プロジェクトの対象となったひとり、山下ひかるさんは16歳。まだ小学生だった4年前に選ばれた。選抜を受けたきっかけは、小学校の担任の先生のすすめだった。

「学校にまったくなじめない子だった」と自分でも思う。1時間目は算数、次は国語と次々に切り替わる日課についていけなかった。注意されるまで、終わった科目の教科書を見続けていたこともある。「教室に立てこもったことも、廊下の突き当たりに自分の席を作って、ずっといたこともある」

才能は豊か。幼いころから好きなピアノで作曲し、キノコ研究に没頭し、マンガを上手に描いた。映像作り、プログラミングと興味は広がり、パソコンで制作したアニメに自作曲までつけた。「マンガは同級生が回し読みしてたし、自分のアニメ作品を家で紹介しようとしたら、同級生が30人くらい来ちゃった」という。仲良しというより「ちょっと変わった子」。そんな扱いだった。

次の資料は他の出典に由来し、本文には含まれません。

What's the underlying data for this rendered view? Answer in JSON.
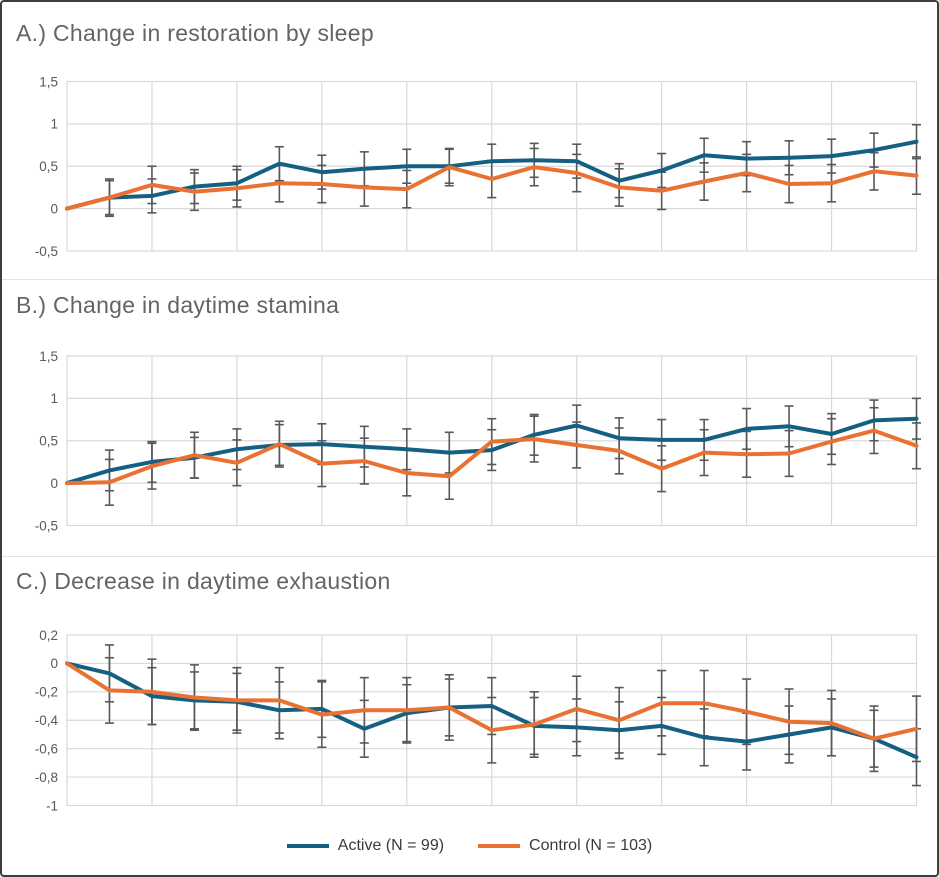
{
  "figure": {
    "background": "#ffffff",
    "border_color": "#3d3d3d",
    "separator_color": "#e4e4e4",
    "grid_color": "#d9d9d9",
    "error_bar_color": "#595959",
    "title_color": "#646464",
    "tick_label_color": "#595959",
    "legend_text_color": "#3a3a3a",
    "accent_blue": "#156082",
    "accent_orange": "#E97132"
  },
  "chart_data": [
    {
      "type": "line",
      "panel_label": "a",
      "title": "A.) Change in restoration by sleep",
      "x": [
        0,
        1,
        2,
        3,
        4,
        5,
        6,
        7,
        8,
        9,
        10,
        11,
        12,
        13,
        14,
        15,
        16,
        17,
        18,
        19,
        20
      ],
      "x_tick_labels_visible": false,
      "grid": true,
      "legend_position": "none",
      "ylim": [
        -0.5,
        1.5
      ],
      "yticks": [
        {
          "value": 1.5,
          "label": "1,5"
        },
        {
          "value": 1.0,
          "label": "1"
        },
        {
          "value": 0.5,
          "label": "0,5"
        },
        {
          "value": 0.0,
          "label": "0"
        },
        {
          "value": -0.5,
          "label": "-0,5"
        }
      ],
      "series": [
        {
          "name": "Active (N = 99)",
          "color": "#156082",
          "values": [
            0,
            0.13,
            0.15,
            0.26,
            0.3,
            0.53,
            0.43,
            0.47,
            0.5,
            0.5,
            0.56,
            0.57,
            0.56,
            0.33,
            0.45,
            0.63,
            0.59,
            0.6,
            0.62,
            0.69,
            0.79
          ],
          "error_half_width": 0.2
        },
        {
          "name": "Control (N = 103)",
          "color": "#E97132",
          "values": [
            0,
            0.13,
            0.28,
            0.2,
            0.24,
            0.3,
            0.29,
            0.25,
            0.23,
            0.49,
            0.35,
            0.49,
            0.42,
            0.25,
            0.21,
            0.32,
            0.42,
            0.29,
            0.3,
            0.44,
            0.39
          ],
          "error_half_width": 0.22
        }
      ]
    },
    {
      "type": "line",
      "panel_label": "b",
      "title": "B.) Change in daytime stamina",
      "x": [
        0,
        1,
        2,
        3,
        4,
        5,
        6,
        7,
        8,
        9,
        10,
        11,
        12,
        13,
        14,
        15,
        16,
        17,
        18,
        19,
        20
      ],
      "x_tick_labels_visible": false,
      "grid": true,
      "legend_position": "none",
      "ylim": [
        -0.5,
        1.5
      ],
      "yticks": [
        {
          "value": 1.5,
          "label": "1,5"
        },
        {
          "value": 1.0,
          "label": "1"
        },
        {
          "value": 0.5,
          "label": "0,5"
        },
        {
          "value": 0.0,
          "label": "0"
        },
        {
          "value": -0.5,
          "label": "-0,5"
        }
      ],
      "series": [
        {
          "name": "Active (N = 99)",
          "color": "#156082",
          "values": [
            0,
            0.15,
            0.25,
            0.3,
            0.4,
            0.45,
            0.46,
            0.43,
            0.4,
            0.36,
            0.39,
            0.57,
            0.68,
            0.53,
            0.51,
            0.51,
            0.64,
            0.67,
            0.58,
            0.74,
            0.76
          ],
          "error_half_width": 0.24
        },
        {
          "name": "Control (N = 103)",
          "color": "#E97132",
          "values": [
            0,
            0.01,
            0.2,
            0.33,
            0.24,
            0.46,
            0.23,
            0.26,
            0.12,
            0.08,
            0.49,
            0.52,
            0.45,
            0.38,
            0.17,
            0.36,
            0.34,
            0.35,
            0.49,
            0.62,
            0.44
          ],
          "error_half_width": 0.27
        }
      ]
    },
    {
      "type": "line",
      "panel_label": "c",
      "title": "C.) Decrease in daytime exhaustion",
      "x": [
        0,
        1,
        2,
        3,
        4,
        5,
        6,
        7,
        8,
        9,
        10,
        11,
        12,
        13,
        14,
        15,
        16,
        17,
        18,
        19,
        20
      ],
      "x_tick_labels_visible": false,
      "grid": true,
      "legend_position": "none",
      "ylim": [
        -1.0,
        0.2
      ],
      "yticks": [
        {
          "value": 0.2,
          "label": "0,2"
        },
        {
          "value": 0.0,
          "label": "0"
        },
        {
          "value": -0.2,
          "label": "-0,2"
        },
        {
          "value": -0.4,
          "label": "-0,4"
        },
        {
          "value": -0.6,
          "label": "-0,6"
        },
        {
          "value": -0.8,
          "label": "-0,8"
        },
        {
          "value": -1.0,
          "label": "-1"
        }
      ],
      "series": [
        {
          "name": "Active (N = 99)",
          "color": "#156082",
          "values": [
            0,
            -0.07,
            -0.23,
            -0.26,
            -0.27,
            -0.33,
            -0.32,
            -0.46,
            -0.35,
            -0.31,
            -0.3,
            -0.44,
            -0.45,
            -0.47,
            -0.44,
            -0.52,
            -0.55,
            -0.5,
            -0.45,
            -0.53,
            -0.66
          ],
          "error_half_width": 0.2
        },
        {
          "name": "Control (N = 103)",
          "color": "#E97132",
          "values": [
            0,
            -0.19,
            -0.2,
            -0.24,
            -0.26,
            -0.26,
            -0.36,
            -0.33,
            -0.33,
            -0.31,
            -0.47,
            -0.43,
            -0.32,
            -0.4,
            -0.28,
            -0.28,
            -0.34,
            -0.41,
            -0.42,
            -0.53,
            -0.46
          ],
          "error_half_width": 0.23
        }
      ]
    }
  ],
  "legend": {
    "items": [
      {
        "label": "Active (N = 99)",
        "swatch_color": "#156082"
      },
      {
        "label": "Control (N = 103)",
        "swatch_color": "#E97132"
      }
    ]
  }
}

ROCKETは月1回程度、地方の現場リサーチや、ある分野のトップランナーによる講演など、様々な企画を用意している。山下さんは、こうした機会を通して初めて同世代の友達ができたと感じた。「学校だと、ほかのみんなができていることに合わせなきゃと焦っていた。ここには自分みたいな人がたくさんいる。これでいいんだと思えるようになった」

いま最も力を入れているのがドラマ制作。脚本から撮影、劇伴音楽、演出、衣装、ロケ場所の選定や交渉まですべてこなす。ROCKETの仲間が手伝い、出演してくれる。作品は自分のホームページで公開する予定だ。こうしたスキルを生かし、すでに映像制作やウェブ制作の仕事も始めている。

19年春から通信制のN高校に在籍しているが、なかなかカリキュラム通りに学習が進んでいないと明かす。そしてひと言つけ加えた。「高校に普通に行っている子たちに、今でもすごい憧れがあるんです」

ROCKETプロジェクトリーダーの福本理恵さん(東大先端研特任助教)は話す。「居場所は大切。でも、そこが『いつまでも出て行かなくていい場所』になってはだめなんです」。自分が認めてもらえる場所、必要とされる場所をまずみつけ、自分が果たせる役割を知り、社会とつながっていく。ROCKETはそんな場でありたいと福本さんは願っている。